Quick thumbs are being linked with more fatal crashes in Ontario than bar shots.
So far this year, 31 distracted driving related fatals have been tallied, compared to 19 impaired related deaths, according to OPP Sgt. Kristine Rae.
That is consistent with the statistics from 2013, when there were 86 distracted driving deaths, versus 65 impaired fatalities, she said.
Both types of collisions concern police since they’re often “an act of choices people (make),” said Ottawa police Const. Chuck Benoit.
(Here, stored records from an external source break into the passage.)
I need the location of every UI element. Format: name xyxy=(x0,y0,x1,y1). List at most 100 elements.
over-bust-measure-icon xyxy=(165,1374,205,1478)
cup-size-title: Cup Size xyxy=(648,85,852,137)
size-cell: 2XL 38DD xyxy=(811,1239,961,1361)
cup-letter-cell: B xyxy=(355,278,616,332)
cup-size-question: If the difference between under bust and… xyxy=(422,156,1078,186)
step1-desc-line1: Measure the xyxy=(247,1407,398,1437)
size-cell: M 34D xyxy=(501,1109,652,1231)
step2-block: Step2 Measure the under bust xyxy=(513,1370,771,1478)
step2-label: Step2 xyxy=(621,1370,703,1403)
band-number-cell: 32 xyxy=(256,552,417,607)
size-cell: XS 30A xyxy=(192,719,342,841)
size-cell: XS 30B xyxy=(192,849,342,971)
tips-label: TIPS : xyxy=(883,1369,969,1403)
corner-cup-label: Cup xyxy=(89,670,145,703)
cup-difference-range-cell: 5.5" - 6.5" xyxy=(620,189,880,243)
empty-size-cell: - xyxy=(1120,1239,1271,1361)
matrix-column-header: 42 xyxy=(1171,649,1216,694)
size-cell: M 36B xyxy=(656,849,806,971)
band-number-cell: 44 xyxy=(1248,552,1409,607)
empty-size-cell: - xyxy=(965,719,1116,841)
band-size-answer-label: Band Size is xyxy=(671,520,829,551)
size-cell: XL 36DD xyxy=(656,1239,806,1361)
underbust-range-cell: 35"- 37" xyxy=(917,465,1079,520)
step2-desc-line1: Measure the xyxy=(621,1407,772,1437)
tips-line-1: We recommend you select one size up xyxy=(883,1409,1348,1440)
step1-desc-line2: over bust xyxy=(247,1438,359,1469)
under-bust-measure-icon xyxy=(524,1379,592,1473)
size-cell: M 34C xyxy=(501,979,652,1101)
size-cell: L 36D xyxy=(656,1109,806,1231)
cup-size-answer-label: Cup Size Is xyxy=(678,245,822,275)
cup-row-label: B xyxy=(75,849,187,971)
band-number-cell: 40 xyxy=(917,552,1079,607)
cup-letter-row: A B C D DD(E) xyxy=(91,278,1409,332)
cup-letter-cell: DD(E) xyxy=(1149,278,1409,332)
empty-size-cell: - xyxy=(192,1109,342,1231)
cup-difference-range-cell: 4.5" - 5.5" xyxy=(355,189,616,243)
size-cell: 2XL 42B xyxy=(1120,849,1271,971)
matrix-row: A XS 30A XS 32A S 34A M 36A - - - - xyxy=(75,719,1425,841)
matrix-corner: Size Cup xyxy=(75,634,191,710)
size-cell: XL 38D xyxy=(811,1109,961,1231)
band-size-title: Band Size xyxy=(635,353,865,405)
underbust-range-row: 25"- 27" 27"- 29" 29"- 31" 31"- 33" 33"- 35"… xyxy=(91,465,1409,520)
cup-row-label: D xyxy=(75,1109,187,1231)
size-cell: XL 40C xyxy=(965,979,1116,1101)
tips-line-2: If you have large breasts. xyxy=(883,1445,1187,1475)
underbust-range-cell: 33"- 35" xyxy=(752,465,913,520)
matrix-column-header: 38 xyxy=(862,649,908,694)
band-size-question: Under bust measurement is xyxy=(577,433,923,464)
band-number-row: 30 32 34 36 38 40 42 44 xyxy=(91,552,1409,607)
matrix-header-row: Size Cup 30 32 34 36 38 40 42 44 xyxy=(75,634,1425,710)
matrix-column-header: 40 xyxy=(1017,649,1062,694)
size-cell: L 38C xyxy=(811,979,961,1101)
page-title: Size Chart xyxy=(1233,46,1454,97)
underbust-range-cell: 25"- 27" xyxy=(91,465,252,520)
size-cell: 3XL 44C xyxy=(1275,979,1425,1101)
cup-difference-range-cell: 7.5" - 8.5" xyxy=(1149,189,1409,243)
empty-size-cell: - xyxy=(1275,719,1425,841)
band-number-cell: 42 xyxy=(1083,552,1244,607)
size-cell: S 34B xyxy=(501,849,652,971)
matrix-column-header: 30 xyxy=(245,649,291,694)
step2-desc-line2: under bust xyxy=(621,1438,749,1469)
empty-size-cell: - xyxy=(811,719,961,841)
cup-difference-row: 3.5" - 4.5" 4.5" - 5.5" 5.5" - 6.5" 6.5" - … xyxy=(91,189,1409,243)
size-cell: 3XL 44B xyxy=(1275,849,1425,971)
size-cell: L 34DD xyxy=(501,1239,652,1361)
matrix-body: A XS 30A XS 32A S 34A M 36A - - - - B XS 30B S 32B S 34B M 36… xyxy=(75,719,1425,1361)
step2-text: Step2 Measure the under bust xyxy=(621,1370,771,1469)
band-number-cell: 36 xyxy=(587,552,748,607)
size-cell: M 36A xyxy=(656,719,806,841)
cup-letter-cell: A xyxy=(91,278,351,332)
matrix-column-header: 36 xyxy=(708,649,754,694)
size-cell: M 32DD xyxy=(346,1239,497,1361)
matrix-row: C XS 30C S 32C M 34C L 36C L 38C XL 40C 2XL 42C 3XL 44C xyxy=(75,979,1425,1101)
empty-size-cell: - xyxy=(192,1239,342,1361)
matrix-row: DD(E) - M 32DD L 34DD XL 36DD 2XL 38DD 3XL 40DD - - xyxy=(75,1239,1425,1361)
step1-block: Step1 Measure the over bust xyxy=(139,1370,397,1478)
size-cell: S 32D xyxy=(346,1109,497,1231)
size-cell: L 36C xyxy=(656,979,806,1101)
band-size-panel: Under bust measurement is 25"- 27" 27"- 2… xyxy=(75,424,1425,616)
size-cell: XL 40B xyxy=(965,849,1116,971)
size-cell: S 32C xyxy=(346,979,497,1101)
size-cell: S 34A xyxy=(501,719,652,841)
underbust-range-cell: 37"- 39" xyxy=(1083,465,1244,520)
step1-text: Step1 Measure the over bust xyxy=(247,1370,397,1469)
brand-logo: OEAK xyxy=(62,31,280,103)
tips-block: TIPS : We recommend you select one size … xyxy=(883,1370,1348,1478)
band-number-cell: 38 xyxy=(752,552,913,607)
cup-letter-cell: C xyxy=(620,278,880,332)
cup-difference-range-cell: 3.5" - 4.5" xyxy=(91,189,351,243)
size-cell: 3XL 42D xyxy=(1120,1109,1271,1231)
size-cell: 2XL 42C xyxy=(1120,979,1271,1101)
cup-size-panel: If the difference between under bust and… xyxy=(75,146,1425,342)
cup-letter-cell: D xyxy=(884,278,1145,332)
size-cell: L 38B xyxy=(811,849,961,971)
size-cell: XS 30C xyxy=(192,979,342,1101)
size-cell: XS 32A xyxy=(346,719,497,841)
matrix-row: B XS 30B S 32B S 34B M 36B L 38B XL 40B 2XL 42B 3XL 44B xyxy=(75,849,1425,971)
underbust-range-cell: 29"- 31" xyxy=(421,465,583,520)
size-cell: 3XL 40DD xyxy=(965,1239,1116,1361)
Education is key, he said.
That may include a verbal warning, ticket, or even a crash to get the message.
If you’re looking down in the driver’s seat next month, cops will be eyeing you in Smiths Falls during a campaign targeting distracted driving.
“It’s an issue everywhere,” said Smiths Falls police Const. David Murphy. “It’s one of these things where they raised the fines and people are still doing it.”
Murphy and Benoit agree it’s getting harder to catch texting drivers who are now holding devices in their laps — even more distracting, “because they have to look downwards to do all the typing and looking at what’s being sent in,” said Benoit.
“That’s where the danger is.”
Cops “do have to use a sneakier approach,” said Benoit.
That’s where two wheels and sweat come in.
“People don’t see police on bicycles,” said Murphy, pointing out he mostly sees young people who appear to be 18 to 25 texting away. “They’re looking for a car, or they’re not paying attention, either.”
But seeing drivers using devices isn’t enough to nab them.
“If they have green lights all the way through, you’re not going to catch them, and sometimes you don’t always have a car in the area that can stop them,” Murphy said.
“One of the guys was just saying the other day that he actually watched a (texting driver) send the message … and then rapped on the window. The guy looked like a deer in the headlights.”
Benoit said motorists texting while heading to or from work is a pattern cops have on their radar.
“During rush hour it’s terrible,” he said. “It’s non-stop.”
The current set fine — pleading guilty and paying the ticket for distracted driving — is $280 and no demerit points, transportation ministry spokesman Bob Nichols confirmed Monday.